The mindset shift that made my creative life possible

When I’m running my textile art workshops, I often hear women describe those creative hours as a luxury. There’s a sense that they’ve negotiated an escape from the responsibilities of life, and they treasure every moment.

My Textile art workshops at Made and Making.

Women with a partner and children at home seem, in particular, to feel that time for themselves can only be justified if everyone else’s needs are already being met. I have a partner and two children, and really relate to this feeling.

But why should this be the case? Is ‘mum guilt’ hardwired into us? Do we, deep down, feel disapproval if we prioritise our own fulfilment over our families? Does every household chore really have to be done before we can sit down to create?

I’ve learnt that consistently putting others first will soon leave you running on empty, and that eventually your family will suffer too. But I needed help to re-organise my thinking and to feel confident in my need for artistic expression.

whole heartily letting myself live a creative life

I knew I’d found what I needed when I heard about Ali Mapletoft, a business mentor who guides and supports women as they build creative businesses. Signing up to work with her was the best investment I could have made.  Ali helped me clarify what’s important to me and let go of thoughts that hold me back, including what she calls ‘the devil in the dishwasher’. If ever I fall back into old ways of thinking, with my work slipping down my priority list, she picks me up on it and urges me forward.

Another source of inspiration has been a book called ‘Big Magic: Creative Living Beyond Fear’. Elizabeth Gilbert argues that by living a creative life, and following our dreams, we teach those around us, particularly our children, to do the same. She asks the question, ‘Do you have the courage to bring forth this work? The treasures that are hidden inside you are hoping you will say YES’.

All this has helped me to value my art, and to see my creativity as a gift to my family, rather than something I need to justify. Being creative has enriched and healed me, and friends and family benefit from a happier, calmer and more fulfilled me. I found balance in my life.

And then came lockdown.
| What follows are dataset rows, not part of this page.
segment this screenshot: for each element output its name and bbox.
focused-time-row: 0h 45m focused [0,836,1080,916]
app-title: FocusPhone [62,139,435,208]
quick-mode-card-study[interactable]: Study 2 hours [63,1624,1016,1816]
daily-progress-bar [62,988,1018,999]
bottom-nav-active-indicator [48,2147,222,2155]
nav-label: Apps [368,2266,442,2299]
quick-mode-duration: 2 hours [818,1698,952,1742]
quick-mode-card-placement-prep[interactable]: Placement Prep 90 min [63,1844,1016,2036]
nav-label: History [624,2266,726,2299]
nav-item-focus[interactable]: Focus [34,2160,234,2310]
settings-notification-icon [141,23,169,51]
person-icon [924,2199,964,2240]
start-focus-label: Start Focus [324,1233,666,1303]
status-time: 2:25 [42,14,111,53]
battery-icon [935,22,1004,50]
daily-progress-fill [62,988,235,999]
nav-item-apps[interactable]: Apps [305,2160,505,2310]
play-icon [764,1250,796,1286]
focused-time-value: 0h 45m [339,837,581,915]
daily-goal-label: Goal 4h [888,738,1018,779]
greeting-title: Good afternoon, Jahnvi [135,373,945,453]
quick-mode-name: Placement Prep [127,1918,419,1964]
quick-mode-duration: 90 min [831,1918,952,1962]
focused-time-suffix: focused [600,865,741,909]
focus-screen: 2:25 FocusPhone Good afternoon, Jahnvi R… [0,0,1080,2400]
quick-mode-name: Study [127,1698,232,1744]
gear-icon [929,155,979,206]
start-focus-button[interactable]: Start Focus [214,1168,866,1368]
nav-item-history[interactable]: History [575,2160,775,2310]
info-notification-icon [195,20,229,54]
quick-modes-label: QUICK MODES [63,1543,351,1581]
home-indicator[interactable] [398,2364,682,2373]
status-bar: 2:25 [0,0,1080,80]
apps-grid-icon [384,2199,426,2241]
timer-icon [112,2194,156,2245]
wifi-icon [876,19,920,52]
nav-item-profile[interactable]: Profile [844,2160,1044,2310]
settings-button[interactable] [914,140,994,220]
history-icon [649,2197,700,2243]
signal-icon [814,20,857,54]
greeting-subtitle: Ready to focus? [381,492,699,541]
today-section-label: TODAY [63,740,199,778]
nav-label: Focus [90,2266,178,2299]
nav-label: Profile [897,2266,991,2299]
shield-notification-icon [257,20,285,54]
Agh!

Like most other parents, I wondered how on earth I would manage to work with two children at home. All day. Every day. And it wasn’t easy! I had to accept that the house would get messy, and that the kids might have more screen-time than I’d like. But I was determined that it wouldn’t be my art that would suffer.

I came across the book ‘The Miracle Morning’ by Hal Elrod. To a night owl like me, his suggestion of getting up early to make time for yourself was not an attractive one. But, needing to find time from somewhere, I gave it a go, and set my alarm for 5.30am. And I loved it! Painting in a quiet house, with everyone else asleep, and hearing only the birds outside, was utter bliss.

The added benefit was that I was calmer for the rest of the day because I had begun by achieving what was most important to me.  

And the result was that I managed to continue my creative business throughout lockdown. In fact it was busier than ever!

Fellow creatives asked how I could be working so much. The answer was that I simply couldn’t live without art, and had to find a way to fit it in.

In my happy place – painting!

If you find yourself saying that you don’t have time for creativity – or indeed for anything else that you love – then my advice is to be brave. Know that your fulfilment is important. Work out what your deep-rooted assumptions, fears or excuses are, and challenge them.

If you can shift your mindset, and make simple changes to your routine, it’s amazing what becomes possible.